In this episode of Good Together, we discuss how our love for avocados might be less planet-friendly than we think. Here’s everything you should know about the environmental impact of avocados.

Food Miles and Avocados

First, avocados contribute a total of 71,236,878 food miles to the world. Food miles refer to how and how far food is transported. They play a big role in determining a product’s overall carbon footprint. 

Avocados are a plant-based food, which is often comparatively better for the environment than an animal-based food. Transportation can heavily skew, diminish, or increase a food’s total carbon footprint, even if its production footprint is lower

Avocados have a particularly high carbon footprint: two avocados were found to release 846.36g of CO2 emissions in 2017. The food is produced in tropical climates, but eaten in a multitude of countries around the world. To satisfy our stomachs, food mileage rises. 

Avocado Consumption Worldwide: The Numbers

Avocados need to be stored at a particular temperature, requiring lots of energy. Additionally, the cultivation process for avocados is very demanding.

The consumer obsession with this green fruit has unleashed a sort of chaos in Mexico. To put numbers to words, the consumption of U.S. avocados per capita has tripled from 2001 to 2018, where it now stands at roughly 8 pounds per person.

11 billion pounds of avocados are eaten every year around the globe, and demand has begun to reach markets everywhere. Avocado consumption has been shown to spike around the Super Bowl, which makes up for a grand total of 7% of the nation’s annual avocado intake.

Unfortunately, this huge demand for Mexico’s so-called “green gold” is leading to deforestation, with forests being burned and cleared to make room for avocado crops. This has an adverse effect on biodiversity.

Avocado trees also need lots of light, making taller trees a victim of their steady world conquest. Moreover, Greenpeace Mexico added to the avocado environmental list of burdens presented above. They pointed out the alarming amount of wood the fruit needs in its packaging and shipping.

Avocados and Their Thirst Problem

Plus, avocados require significant amounts of water to be produced, with a total global water footprint of 1800 ㎥/ton in 2010. In 2020, this has resulted in 9.5 billion liters of water being used to produce avocados on the daily. 

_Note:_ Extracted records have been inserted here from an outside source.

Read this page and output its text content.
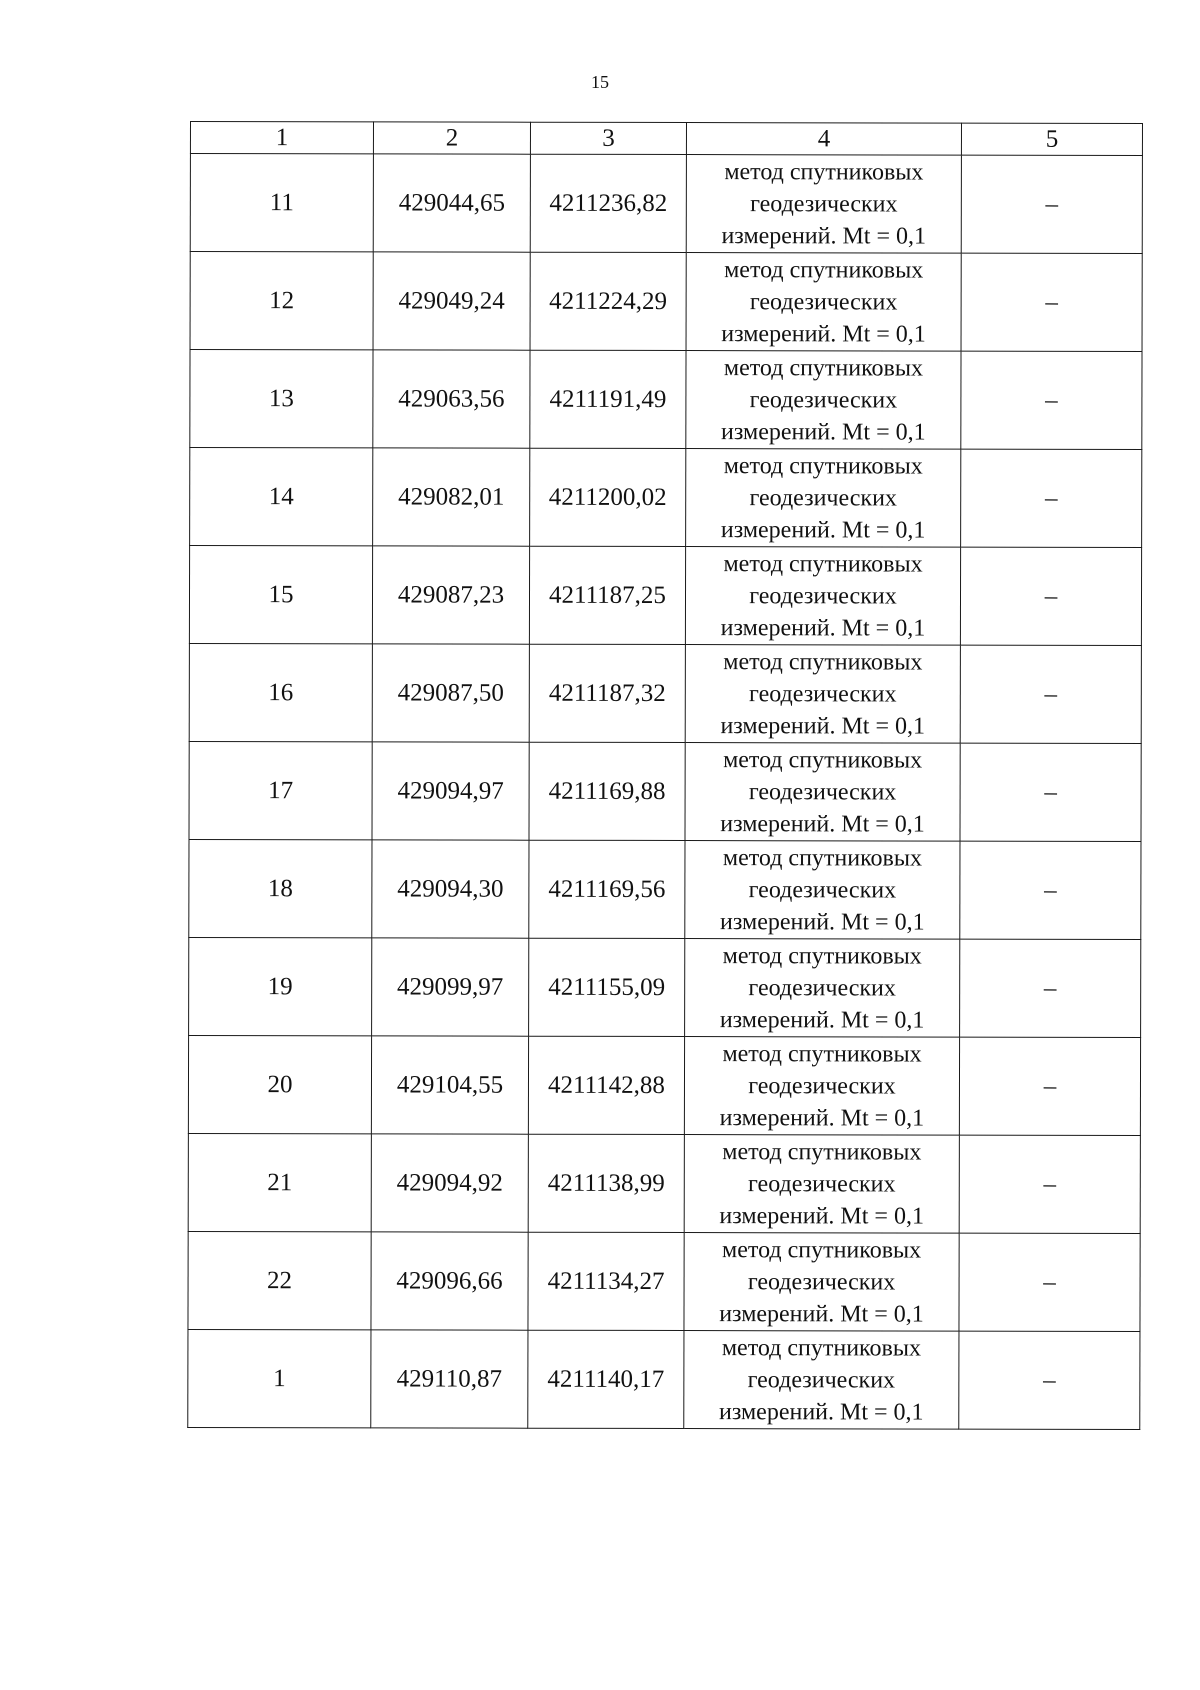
15
1	2	3	4	5
11	429044,65	4211236,82	метод спутниковых
геодезических
измерений. Mt = 0,1	–
12	429049,24	4211224,29	метод спутниковых
геодезических
измерений. Mt = 0,1	–
13	429063,56	4211191,49	метод спутниковых
геодезических
измерений. Mt = 0,1	–
14	429082,01	4211200,02	метод спутниковых
геодезических
измерений. Mt = 0,1	–
15	429087,23	4211187,25	метод спутниковых
геодезических
измерений. Mt = 0,1	–
16	429087,50	4211187,32	метод спутниковых
геодезических
измерений. Mt = 0,1	–
17	429094,97	4211169,88	метод спутниковых
геодезических
измерений. Mt = 0,1	–
18	429094,30	4211169,56	метод спутниковых
геодезических
измерений. Mt = 0,1	–
19	429099,97	4211155,09	метод спутниковых
геодезических
измерений. Mt = 0,1	–
20	429104,55	4211142,88	метод спутниковых
геодезических
измерений. Mt = 0,1	–
21	429094,92	4211138,99	метод спутниковых
геодезических
измерений. Mt = 0,1	–
22	429096,66	4211134,27	метод спутниковых
геодезических
измерений. Mt = 0,1	–
1	429110,87	4211140,17	метод спутниковых
геодезических
измерений. Mt = 0,1	–
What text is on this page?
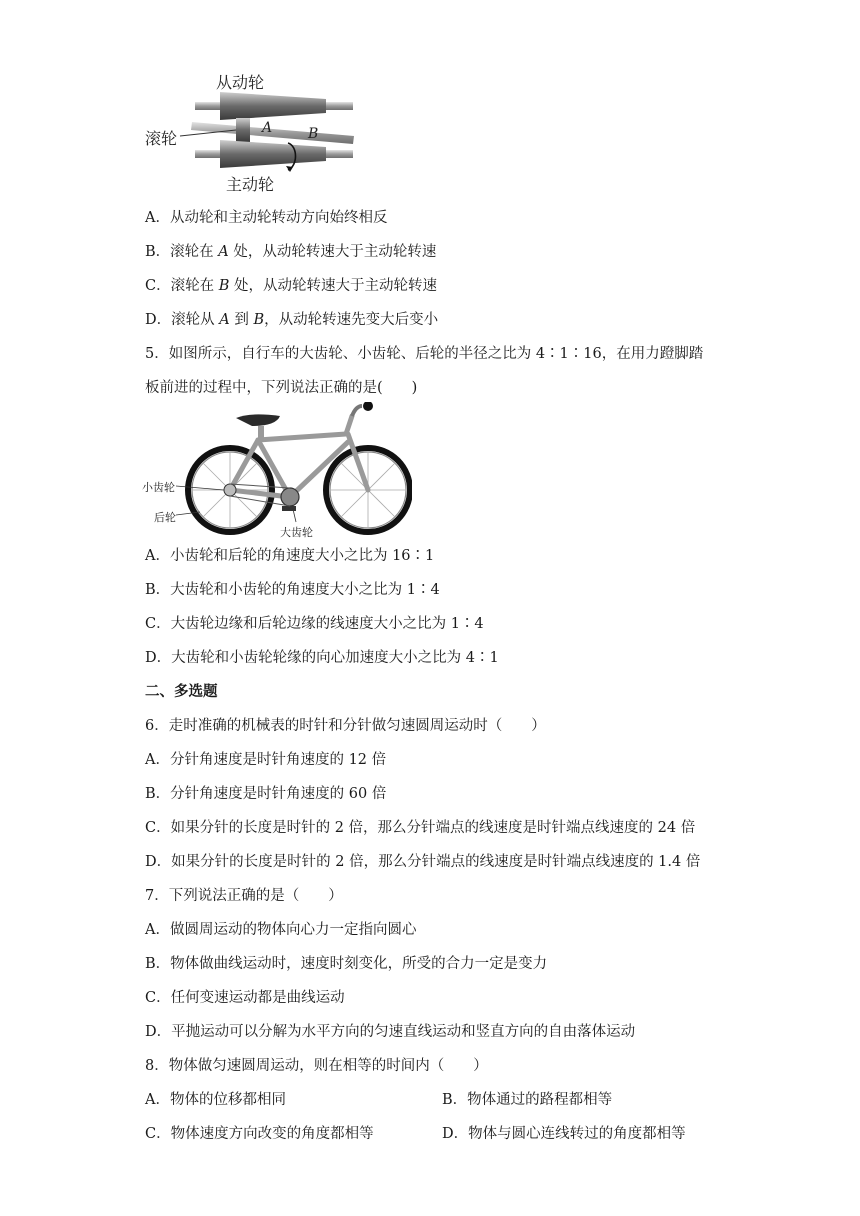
从动轮
滚轮
A	B
主动轮
A．从动轮和主动轮转动方向始终相反
B．滚轮在 A 处，从动轮转速大于主动轮转速
C．滚轮在 B 处，从动轮转速大于主动轮转速
D．滚轮从 A 到 B，从动轮转速先变大后变小
5．如图所示，自行车的大齿轮、小齿轮、后轮的半径之比为 4∶1∶16，在用力蹬脚踏
板前进的过程中，下列说法正确的是(　　)
小齿轮
后轮
大齿轮
A．小齿轮和后轮的角速度大小之比为 16∶1
B．大齿轮和小齿轮的角速度大小之比为 1∶4
C．大齿轮边缘和后轮边缘的线速度大小之比为 1∶4
D．大齿轮和小齿轮轮缘的向心加速度大小之比为 4∶1
二、多选题
6．走时准确的机械表的时针和分针做匀速圆周运动时（　　）
A．分针角速度是时针角速度的 12 倍
B．分针角速度是时针角速度的 60 倍
C．如果分针的长度是时针的 2 倍，那么分针端点的线速度是时针端点线速度的 24 倍
D．如果分针的长度是时针的 2 倍，那么分针端点的线速度是时针端点线速度的 1.4 倍
7．下列说法正确的是（　　）
A．做圆周运动的物体向心力一定指向圆心
B．物体做曲线运动时，速度时刻变化，所受的合力一定是变力
C．任何变速运动都是曲线运动
D．平抛运动可以分解为水平方向的匀速直线运动和竖直方向的自由落体运动
8．物体做匀速圆周运动，则在相等的时间内（　　）
A．物体的位移都相同	B．物体通过的路程都相等
C．物体速度方向改变的角度都相等	D．物体与圆心连线转过的角度都相等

In fact, just in the Mexican Mihoacán state, the source of half of global avocados, “3,800 Olympic swimming pools worth of water” are used every day on avocado farms. This large extraction of water contributes to increased earthquakes stemming from soil degradation.

Long-Term Production Costs

Thus, although it is true that the booming avocado industry in Mexico has opened the door to employment and prosperity among aspiring and practicing farmers, the environmental cost of avocado production is not to be dismissed. Rising avocado prices do have downsides

Furthermore, even though the majority of avocados eaten in the U.S. are imported, California is home to over 3,000 avocado producers, although the climate crisis is starting to leave its mark in many California farms. The state’s soils are feeling the avocado drought as well. 

Some Plausible Solutions to the Avocado Crisis

How can we resolve this avocado crisis? Well, firstly, farmers could minimize the number of soil treatments they use by producing avocado crops in a more precise manner. Farmers could also begin to implement “solar-powered pumps to irrigate fields, rather than powering them with diesel generators.” Renewable energy is always a step in the right direction.

Another trick consumers can implement is to keep their freshly bought avocados out of the waste bin. That means learning how to store avocados properly, which could make them last up to three months.

Some cafés are even going as far as to ban the notorious green superfood, instead choosing to opt for local alternatives. Lastly, one other popular call to action is to dress the avocados with an international certification indicating that they were sustainably produced.

Advocates also want Mexico to tighten its deforestation laws as this “green gold” reeled in $2.4 billion dollars for the country in 2018. A simple solution you can do right now is moderate your intake of avocados and shop organic!